Terdakwa Welma Ferdinandus, pejabat pembuat komitmen (PPK) Belanja Rutin, di hadapan sidang menuturkan, jika dana DIPA tersebut pihaknya kelola sekitar Rp.65.000.000.000 (enam puluh lima miliar rupiah) lebih.
Dari Rp.65.000.000.000 (enam puluh lima miliar rupiah) tersebut, lanjut Welma, diperuntukkan untuk mem bayar gaji pegawai sejumlah Rp.46.000.000.000 (empat puluh enam miliar rupiah) lebih, Belanja barang dan jasa sejumlah Rp.18
000.000.000 (delapan belas miliar rupiah) lebih, pembayaran honor pegawai,honor dosen, Kaprodi, biaya listrik kampus, biaya internet, biaya perjalanan dinas luar negeri Rp.300.000.000 (tiga ratus juta rupiah) lebih, dan item-item kegiatan lain.
Menurut terdakwa Ferdinandus, sebenarnya ia tidak ingin menjadi PPK di kampus namun karena dipaksa oleh Direktur Polnam Dady Mailuhu, sehingga ditugaskan sebagai PPK. Bahkan, pernah Direktur Mailuhu sampaikan ke terdakwa Ferdinandus jika di kemudian hari ada terjadi masalah, direktur Mailuhu siap bertanggungjawab.

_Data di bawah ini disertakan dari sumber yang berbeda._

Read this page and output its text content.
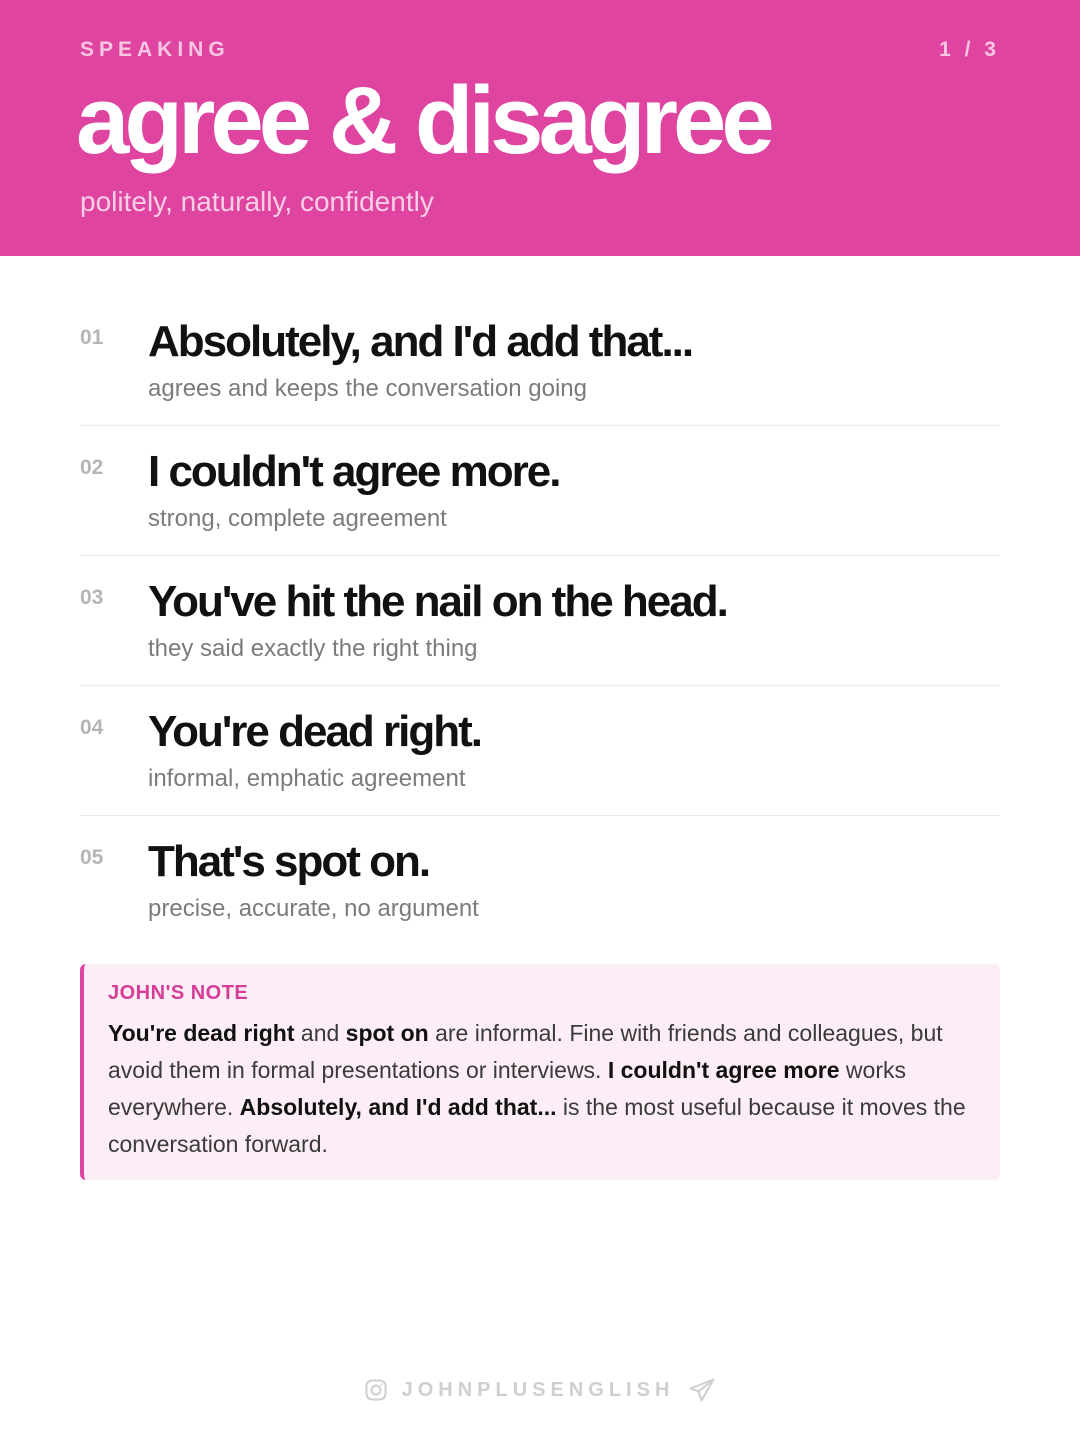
SPEAKING	1 / 3
agree & disagree
politely, naturally, confidently
01 Absolutely, and I'd add that...
agrees and keeps the conversation going
02 I couldn't agree more.
strong, complete agreement
03 You've hit the nail on the head.
they said exactly the right thing
04 You're dead right.
informal, emphatic agreement
05 That's spot on.
precise, accurate, no argument
JOHN'S NOTE
You're dead right and spot on are informal. Fine with friends and colleagues, but avoid them in formal presentations or interviews. I couldn't agree more works everywhere. Absolutely, and I'd add that... is the most useful because it moves the conversation forward.
JOHNPLUSENGLISH
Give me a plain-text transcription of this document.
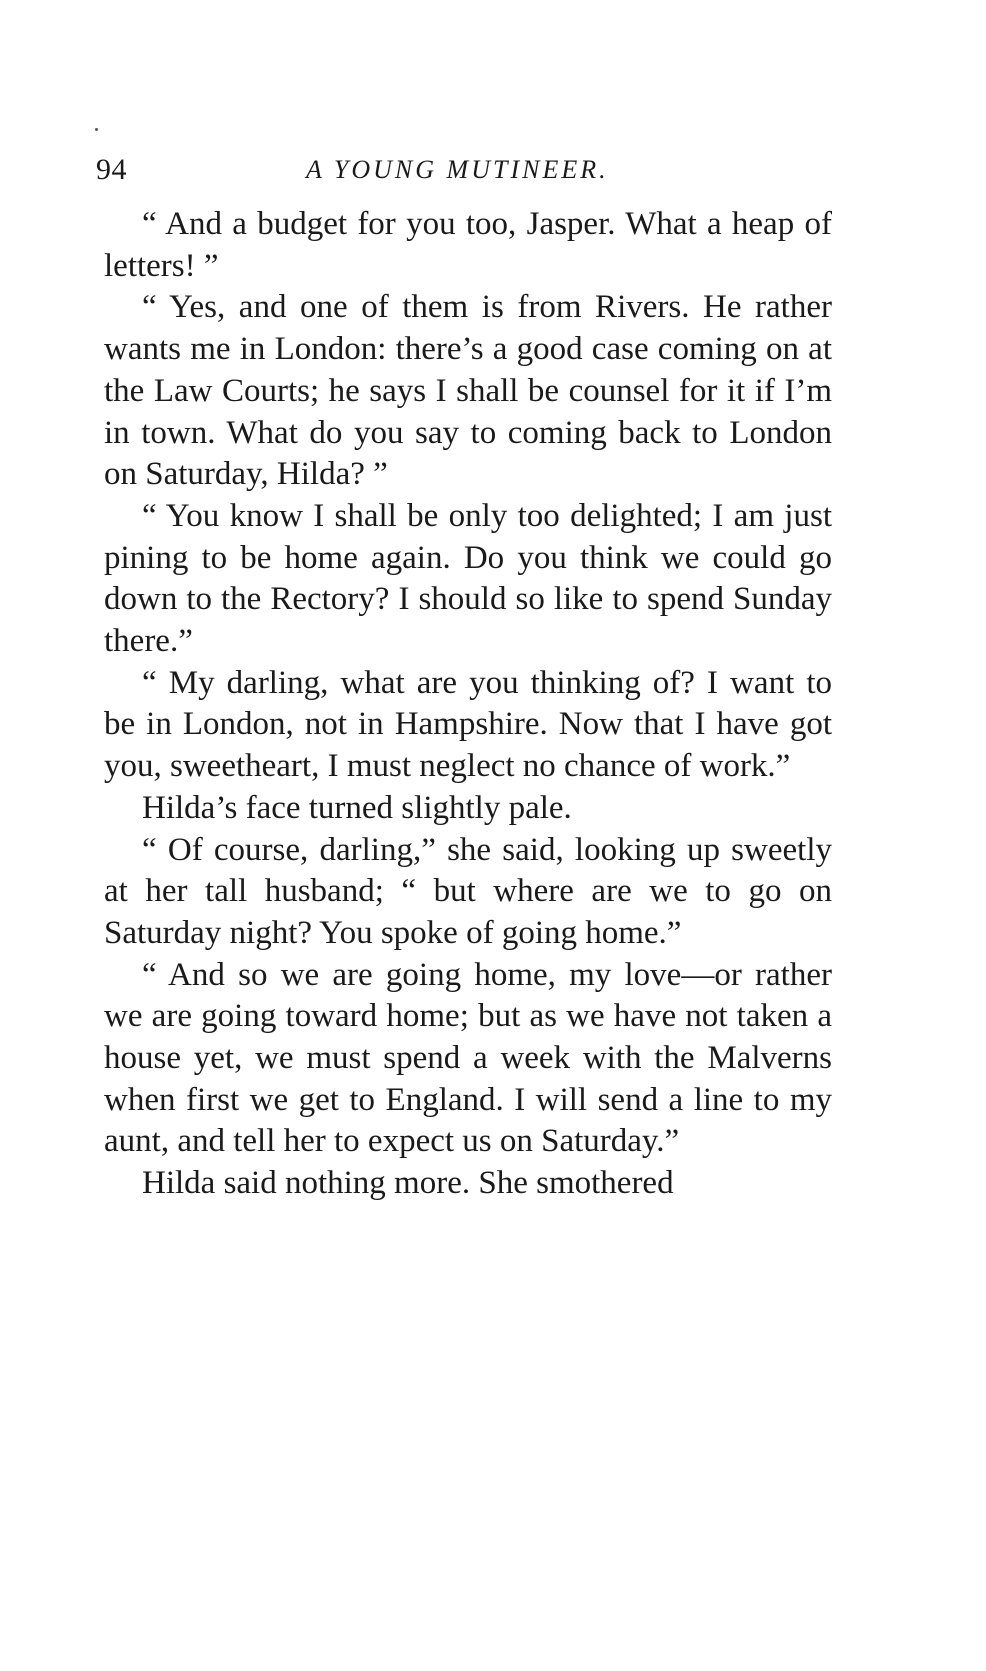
94	A YOUNG MUTINEER.

“ And a budget for you too, Jasper. What a heap of letters! ”

“ Yes, and one of them is from Rivers. He rather wants me in London: there’s a good case coming on at the Law Courts; he says I shall be counsel for it if I’m in town. What do you say to coming back to London on Saturday, Hilda? ”

“ You know I shall be only too delighted; I am just pining to be home again. Do you think we could go down to the Rectory? I should so like to spend Sunday there.”

“ My darling, what are you thinking of? I want to be in London, not in Hampshire. Now that I have got you, sweetheart, I must neglect no chance of work.”

Hilda’s face turned slightly pale.

“ Of course, darling,” she said, looking up sweetly at her tall husband; “ but where are we to go on Saturday night? You spoke of going home.”

“ And so we are going home, my love—or rather we are going toward home; but as we have not taken a house yet, we must spend a week with the Malverns when first we get to England. I will send a line to my aunt, and tell her to expect us on Saturday.”

Hilda said nothing more. She smothered
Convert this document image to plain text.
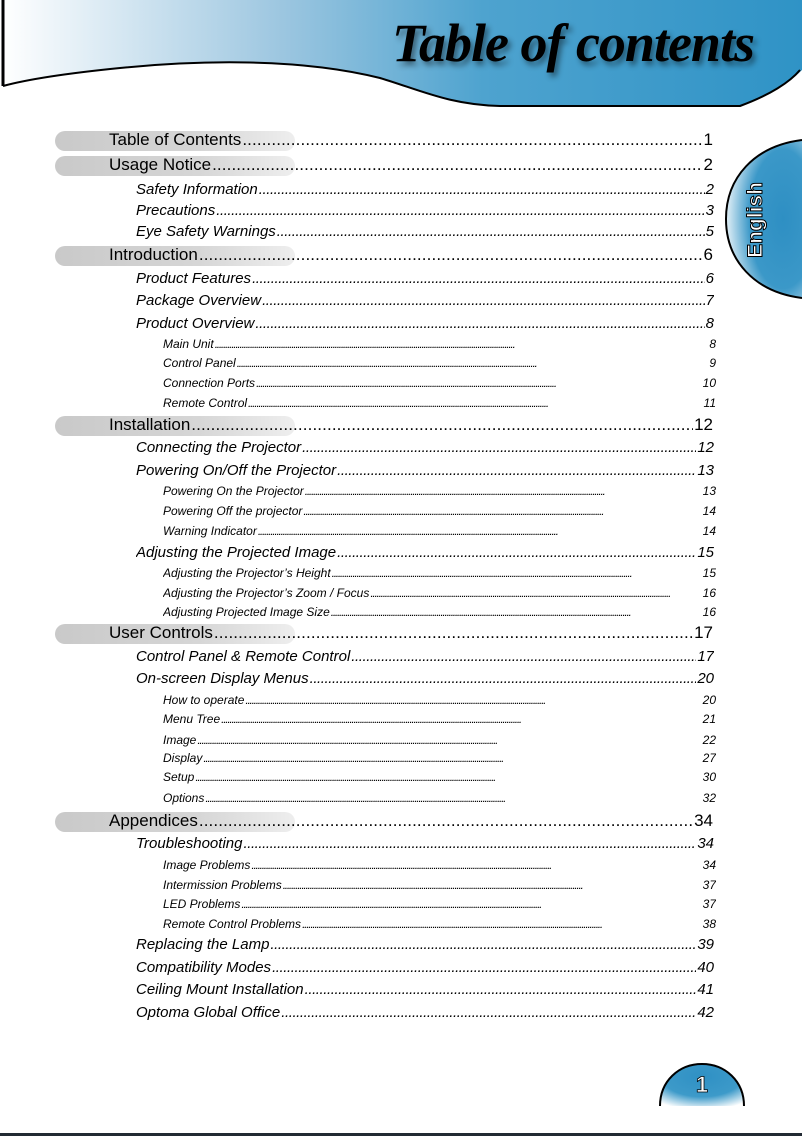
Table of contents
English
Table of Contents . . .	1
Usage Notice . . .	2
Safety Information . . .	2
Precautions . . .	3
Eye Safety Warnings . . .	5
Introduction . . .	6
Product Features . . .	6
Package Overview . . .	7
Product Overview . . .	8
Main Unit . . .	8
Control Panel . . .	9
Connection Ports . . .	10
Remote Control . . .	11
Installation . . .	12
Connecting the Projector . . .	12
Powering On/Off the Projector . . .	13
Powering On the Projector . . .	13
Powering Off the projector . . .	14
Warning Indicator . . .	14
Adjusting the Projected Image . . .	15
Adjusting the Projector’s Height . . .	15
Adjusting the Projector’s Zoom / Focus . . .	16
Adjusting Projected Image Size . . .	16
User Controls . . .	17
Control Panel & Remote Control . . .	17
On-screen Display Menus . . .	20
How to operate . . .	20
Menu Tree . . .	21
Image . . .	22
Display . . .	27
Setup . . .	30
Options . . .	32
Appendices . . .	34
Troubleshooting . . .	34
Image Problems . . .	34
Intermission Problems . . .	37
LED Problems . . .	37
Remote Control Problems . . .	38
Replacing the Lamp . . .	39
Compatibility Modes . . .	40
Ceiling Mount Installation . . .	41
Optoma Global Office . . .	42
1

“Dari awal saya bilang tidak usah jadi PPK tapi direktur (Dady Mailuhu) bilang tidak usah takut jadi PPK nanti saya bertanggungjawab. Ini direktur yang bilang ke saya. Dan untuk sistem pembayaran fee 3 persen ke rekanan itu sudah berlangsung sejak lama, sebelum saya menjabat selaku PPK. Dan ini sudah terjadi sebelumnya di kampus Polnam,” jelas Ferdinandus.
Dari dana Rp.65 miliar itu, tambah dia, sisanya ada Rp.2.000.000.000 (dua miliar rupiah) lebih yang tidak digunakan, dan sudah dikembalikan ke kas negara. (RM-04)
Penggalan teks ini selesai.